Chi sono i “grandi talenti”? Di fronte a casi di sorprendente abilità, di straordinaria precocità, di soggetti le cui capacità sono fuori dalla norma, occorre riflettere:
Di fronte a capacità che si manifestano come eccezionali o in rapporto all’età, e quindi per la precocità con cui sono state raggiunte, o in rapporto al tempo impiegato, e quindi per la velocità dimostrata nell’esecuzione del compito, non siamo ancora di fronte allo sviluppo maturo dell’intelligenza musicale, anzi a volte si raggiungono capacità eccezionali per cause patologiche come quelle dei cosiddetti idiots savants o come la straordinaria flessibilità della mano di Paganini che gli permetteva di comporre ed eseguire brani di estrema difficoltà tecnica a causa del morbo di Marfan da cui era affetto e dai cui dipendevano la sua estrema lunghezza degli arti, il notevole rilassamento dei legamenti e la particolare struttura delle ossa che le rendeva molto leggere.
Nell’analisi delle carriere di eccellenti musicisti adulti si mette in luce la complessa quantità e interazione di fattori che hanno determinato risultati straordinari: famiglia, ambiente, esperienze musicali precoci, educazione, insegnanti, carriera professionale, stato socioeconomico, interesse, motivazioni, valutazioni di sé, soddisfazioni professionali, ostacoli incontrati.

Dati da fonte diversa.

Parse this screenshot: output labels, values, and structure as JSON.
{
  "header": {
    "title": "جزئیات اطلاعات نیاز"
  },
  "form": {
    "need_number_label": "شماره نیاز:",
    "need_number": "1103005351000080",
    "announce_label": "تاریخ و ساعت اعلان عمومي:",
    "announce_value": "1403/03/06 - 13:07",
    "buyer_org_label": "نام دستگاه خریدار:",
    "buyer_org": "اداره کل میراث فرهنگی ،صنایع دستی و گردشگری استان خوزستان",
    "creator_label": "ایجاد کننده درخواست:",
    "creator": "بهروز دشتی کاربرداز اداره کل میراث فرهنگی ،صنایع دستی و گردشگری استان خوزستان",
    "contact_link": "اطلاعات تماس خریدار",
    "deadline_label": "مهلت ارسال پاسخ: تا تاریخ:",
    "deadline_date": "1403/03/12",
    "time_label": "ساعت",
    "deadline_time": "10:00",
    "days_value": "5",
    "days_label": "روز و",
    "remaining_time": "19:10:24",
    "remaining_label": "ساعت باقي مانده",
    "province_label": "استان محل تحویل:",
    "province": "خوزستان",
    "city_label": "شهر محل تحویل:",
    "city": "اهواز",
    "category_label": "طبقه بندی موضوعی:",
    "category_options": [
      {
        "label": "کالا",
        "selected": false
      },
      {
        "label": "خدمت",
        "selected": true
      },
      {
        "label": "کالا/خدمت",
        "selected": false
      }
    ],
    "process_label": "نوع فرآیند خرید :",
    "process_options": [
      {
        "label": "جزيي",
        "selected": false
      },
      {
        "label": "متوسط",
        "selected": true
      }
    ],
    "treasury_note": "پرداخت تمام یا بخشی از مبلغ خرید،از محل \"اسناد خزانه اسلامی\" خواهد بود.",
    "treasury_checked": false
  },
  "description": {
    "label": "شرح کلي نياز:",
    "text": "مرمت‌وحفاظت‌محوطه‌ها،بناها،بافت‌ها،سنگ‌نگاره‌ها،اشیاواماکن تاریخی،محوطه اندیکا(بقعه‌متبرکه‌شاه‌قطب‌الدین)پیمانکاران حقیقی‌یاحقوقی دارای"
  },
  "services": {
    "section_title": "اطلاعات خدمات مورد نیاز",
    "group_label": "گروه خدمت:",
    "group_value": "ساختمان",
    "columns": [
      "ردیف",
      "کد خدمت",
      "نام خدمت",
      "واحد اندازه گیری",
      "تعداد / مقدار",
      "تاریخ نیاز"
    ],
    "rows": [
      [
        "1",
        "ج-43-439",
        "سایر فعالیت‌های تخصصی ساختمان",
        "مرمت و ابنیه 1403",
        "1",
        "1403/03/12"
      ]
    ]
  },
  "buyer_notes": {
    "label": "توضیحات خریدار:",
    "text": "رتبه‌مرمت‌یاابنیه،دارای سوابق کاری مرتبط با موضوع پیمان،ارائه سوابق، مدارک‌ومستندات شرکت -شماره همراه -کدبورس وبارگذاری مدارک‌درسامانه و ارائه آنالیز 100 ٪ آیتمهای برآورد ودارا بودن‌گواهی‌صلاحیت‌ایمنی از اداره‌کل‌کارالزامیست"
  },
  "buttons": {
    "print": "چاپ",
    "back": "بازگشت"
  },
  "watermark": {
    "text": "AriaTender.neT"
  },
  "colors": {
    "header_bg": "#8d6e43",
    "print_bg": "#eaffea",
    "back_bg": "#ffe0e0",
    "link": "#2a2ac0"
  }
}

Pur ammettendo in linea di principio che alcune persone possano riceve una dotazione genetica straordinaria, di fatto è difficile, se non impossibile, dimostrare la presenza di tale dotazione che comunque non produrrebbe capacità eccellenti senza l’azione positiva di detti fattori.
In tale percorso a ostacoli, l’aspetto determinante risulta essere lo studio. Non è detto che bambini con talento precoce reggano il peso di uno studio progressivamente più impegnativo e duro. Il caso di Mozart, bambino prodigio per eccellenza, è il caso di un bambino sottoposto dal padre a un durissimo regime di studio.
La responsabilità dell’organizzazione formalizzata è dunque primariamente la responsabilità di costruire un ambiente fertile e proficuo affinché le tante condizioni di un successo formativo trovino integrazione responsabile. Il dibattito sul merito rischia di spostare i termini del problema. Dal nobile assunto di marcare e premiare il virtuoso impegno dello studente, si passa al meno nobile assunto di deresponsabilizzare un sistema scolastico che, dal primissimo livello sino agli studi universitari, deve occuparsi di come garantire a tutti – ma proprio tutti nessuno escluso - il diritto di abitare un ambiente formativo nel quale si realizzino, se non tutte, le principali condizioni che consentono lo sviluppo dell’intelligenza. Emergenze inclusive, abbandono scolastico, edilizia scolastica, aggiornamento delle professionalità, percorsi e piani di studio da implementare, interazioni con il mondo sociale, con il mondo del lavoro, bullismo e tanto altro costituiscono un tale bagaglio di problemi da rendere – al momento – puramente ideologico e pertanto staccato da un esame di realtà, un dibattito sulla questione del merito.